Font Size:

Chapter One

“The weather outside is frightful…”I frown, turning up the volume on my phone.“But the fire is so delightful...”

I stand back and look at it, the two-year-old dinged up cell phone that can only be described as a piece of crap, while it tries to play some Christmas music.

“Let it snow, let it snow, let it snow.”

I frown. The music is distorted, tinny, and too quiet. Last year we played Christmas music on the television using one of those cool satellite TV music channels. It filled the whole apartment with clear, quality sound. Max, Mom, and I danced around the kitchen while we made our holiday sugar cookies, as per family tradition.

Mom cancelled the cable TV three months ago. But the tradition must go on, so I’m trying to fill the air with some holiday spirit from my piece of crap phone that seems to have a speaker that was made only for people with supernatural hearing. I press the volume button again, even though it doesn’t get any louder.

Come on, holiday spirit. You can do it!

This issonot working.

“I love this song!” Max says as he rushes into the kitchen, fully dressed in his snowman pajamas that are clearly a size too small since they’re from last Christmas. There won’t be any new holiday pajamas this year. He grins. “Can you turn it up louder?”

“No,” I say, moving my phone to the kitchen table as if that will somehow make it project the music better. “This is as loud as it gets.”

My little brother makes a face but he quickly gets over it when he sees all the ingredients for sugar cookies laid out on the counter. “Where’s the sprinkles?” he says, dragging a chair over so he can stand on it and be taller.

“Where’s Mom?” I say. “We can’t start making cookies until she’s here.”

Max shrivels up like he does when he’s in trouble. “She told me she’s not coming.”

I roll my eyes. Of course she’s coming. It’s tradition. Mom, Max, and I always make Christmas cookies a couple of weeks before Christmas. We use the ancient set of cookie cutters that Grandma passed down to us and we make dozens and dozens of sugar cookies topped with sprinkles and icing and candy bits and then we snack on them, making sure to save a few for Santa on Christmas Eve.

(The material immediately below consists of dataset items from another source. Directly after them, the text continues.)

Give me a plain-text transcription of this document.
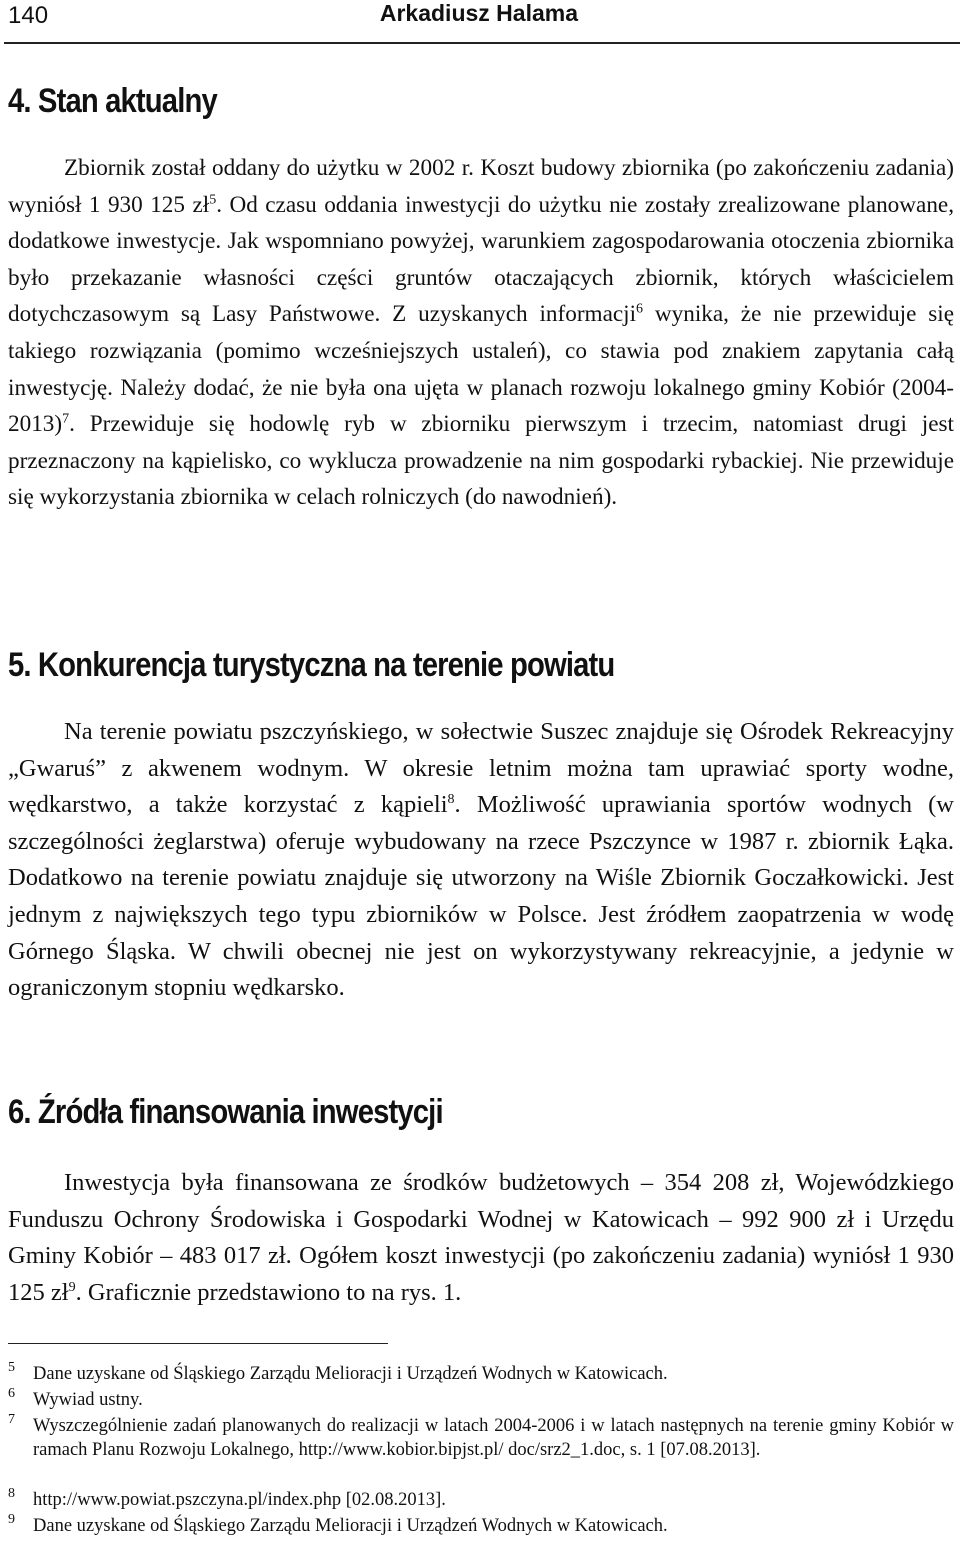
140	Arkadiusz Halama
4. Stan aktualny

Zbiornik został oddany do użytku w 2002 r. Koszt budowy zbiornika (po zakończeniu zadania) wyniósł 1 930 125 $zł^5$. Od czasu oddania inwestycji do użytku nie zostały zrealizowane planowane, dodatkowe inwestycje. Jak wspomniano powyżej, warunkiem zagospodarowania otoczenia zbiornika było przekazanie własności części gruntów otaczających zbiornik, których właścicielem dotychczasowym są Lasy Państwowe. Z uzyskanych informacji$^6$ wynika, że nie przewiduje się takiego rozwiązania (pomimo wcześniejszych ustaleń), co stawia pod znakiem zapytania całą inwestycję. Należy dodać, że nie była ona ujęta w planach rozwoju lokalnego gminy Kobiór (2004-2013)$^7$. Przewiduje się hodowlę ryb w zbiorniku pierwszym i trzecim, natomiast drugi jest przeznaczony na kąpielisko, co wyklucza prowadzenie na nim gospodarki rybackiej. Nie przewiduje się wykorzystania zbiornika w celach rolniczych (do nawodnień).

5. Konkurencja turystyczna na terenie powiatu

Na terenie powiatu pszczyńskiego, w sołectwie Suszec znajduje się Ośrodek Rekreacyjny „Gwaruś” z akwenem wodnym. W okresie letnim można tam uprawiać sporty wodne, wędkarstwo, a także korzystać z kąpieli$^8$. Możliwość uprawiania sportów wodnych (w szczególności żeglarstwa) oferuje wybudowany na rzece Pszczynce w 1987 r. zbiornik Łąka. Dodatkowo na terenie powiatu znajduje się utworzony na Wiśle Zbiornik Goczałkowicki. Jest jednym z największych tego typu zbiorników w Polsce. Jest źródłem zaopatrzenia w wodę Górnego Śląska. W chwili obecnej nie jest on wykorzystywany rekreacyjnie, a jedynie w ograniczonym stopniu wędkarsko.

6. Źródła finansowania inwestycji

Inwestycja była finansowana ze środków budżetowych – 354 208 zł, Wojewódzkiego Funduszu Ochrony Środowiska i Gospodarki Wodnej w Katowicach – 992 900 zł i Urzędu Gminy Kobiór – 483 017 zł. Ogółem koszt inwestycji (po zakończeniu zadania) wyniósł 1 930 125 $zł^9$. Graficznie przedstawiono to na rys. 1.

5 Dane uzyskane od Śląskiego Zarządu Melioracji i Urządzeń Wodnych w Katowicach.
6 Wywiad ustny.
7 Wyszczególnienie zadań planowanych do realizacji w latach 2004-2006 i w latach następnych na terenie gminy Kobiór w ramach Planu Rozwoju Lokalnego, http://www.kobior.bipjst.pl/ doc/srz2_1.doc, s. 1 [07.08.2013].
8 http://www.powiat.pszczyna.pl/index.php [02.08.2013].
9 Dane uzyskane od Śląskiego Zarządu Melioracji i Urządzeń Wodnych w Katowicach.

It’s only one of two traditions we have, the other of which is going to Harris Christmas Tree Farm to pick out a tree. Mom already broke the news to us that we can’t afford the tree this year, so we’re down to one tradition. I’m not going to let it get canceled too.

I point at Max and give him a warning look. “I’ll go get Mom. Don’t you even think about eating the chocolate chips.”

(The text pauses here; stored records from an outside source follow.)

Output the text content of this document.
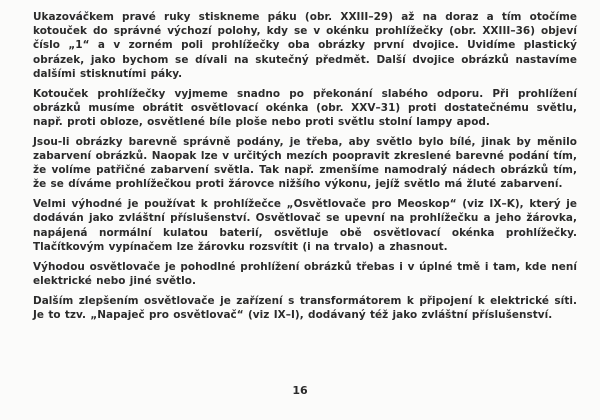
Ukazováčkem pravé ruky stiskneme páku (obr. XXIII–29) až na doraz a tím otočíme kotouček do správné výchozí polohy, kdy se v okénku prohlížečky (obr. XXIII–36) objeví číslo „1“ a v zorném poli prohlížečky oba obrázky první dvojice. Uvidíme plastický obrázek, jako bychom se dívali na skutečný předmět. Další dvojice obrázků nastavíme dalšími stisknutími páky.

Kotouček prohlížečky vyjmeme snadno po překonání slabého odporu. Při prohlížení obrázků musíme obrátit osvětlovací okénka (obr. XXV–31) proti dostatečnému světlu, např. proti obloze, osvětlené bíle ploše nebo proti světlu stolní lampy apod.

Jsou-li obrázky barevně správně podány, je třeba, aby světlo bylo bílé, jinak by měnilo zabarvení obrázků. Naopak lze v určitých mezích poopravit zkreslené barevné podání tím, že volíme patřičné zabarvení světla. Tak např. zmenšíme namodralý nádech obrázků tím, že se díváme prohlížečkou proti žárovce nižšího výkonu, jejíž světlo má žluté zabarvení.

Velmi výhodné je používat k prohlížečce „Osvětlovače pro Meoskop“ (viz IX–K), který je dodáván jako zvláštní příslušenství. Osvětlovač se upevní na prohlížečku a jeho žárovka, napájená normální kulatou baterií, osvětluje obě osvětlovací okénka prohlížečky. Tlačítkovým vypínačem lze žárovku rozsvítit (i na trvalo) a zhasnout.

Výhodou osvětlovače je pohodlné prohlížení obrázků třebas i v úplné tmě i tam, kde není elektrické nebo jiné světlo.

Dalším zlepšením osvětlovače je zařízení s transformátorem k připojení k elektrické síti. Je to tzv. „Napaječ pro osvětlovač“ (viz IX–I), dodávaný též jako zvláštní příslušenství.

16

I walk to Mom’s bedroom. The door is closed, so I tap on it lightly. “Mom?”

“I’m sleeping,” she calls out.

“Sleeping people can’t tell you that they’re sleeping,” I say.

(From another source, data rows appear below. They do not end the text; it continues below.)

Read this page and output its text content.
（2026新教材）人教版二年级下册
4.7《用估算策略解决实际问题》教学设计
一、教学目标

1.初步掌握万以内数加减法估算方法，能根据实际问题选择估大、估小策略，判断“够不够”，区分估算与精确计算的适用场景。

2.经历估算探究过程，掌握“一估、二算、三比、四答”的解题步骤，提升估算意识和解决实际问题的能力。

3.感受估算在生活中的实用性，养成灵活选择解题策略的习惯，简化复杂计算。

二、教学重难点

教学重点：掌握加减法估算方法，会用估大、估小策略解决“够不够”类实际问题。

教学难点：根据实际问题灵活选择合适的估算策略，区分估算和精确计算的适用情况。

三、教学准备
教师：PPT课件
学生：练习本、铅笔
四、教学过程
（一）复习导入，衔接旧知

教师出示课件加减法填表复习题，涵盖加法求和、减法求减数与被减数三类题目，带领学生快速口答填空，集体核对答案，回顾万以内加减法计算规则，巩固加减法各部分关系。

“I’m about to sleep,” she calls back.

I crack open the door. Mom is lying face down on her bed on top of the sheets. She’s wearing paint splattered leggings and an old baggy T-shirt that’s seen better days. Those are her cleaning clothes.

“We’re making the cookies tonight,” I say.

“You can handle it, Jayda.” Mom rolls over in bed so that she’s no longer facing me. “I’m tired.”

“But it’s tradition,” I say. “We always make them together.”

From down the hallway, I hear Max belting out, “Let it snow!”

Mom doesn’t even crack a smile at it. If anything, she seems more annoyed.

“Jayda, I’m just not in the mood for Christmas stuff,” she says, heaving a sigh. “Please close the door behind you.”

I leave, taking a moment to breathe before I head back out to the kitchen donning a fake smile for my little brother’s sake. Mom has never been like this. She’s always been a great mother, loving and supportive, happily taking on the burden of a family after my dad left her six years ago. But she was laid off from her job as an administrative assistant four months ago, and that’s when everything started to suck.

We ran out of money quickly and Mom hasn’t been able to find a job. In order to keep the rent paid, she struck a deal with our landlord and now she cleans empty apartments for him in exchange for the rent.

Now she’s tired all the time, and grumpy, and just no fun to be around. I was really hoping that making the sugar cookies would bring all of us together again as a happy family. Cookies are supposed to summon Christmas magic, right? But I guess I’m wrong.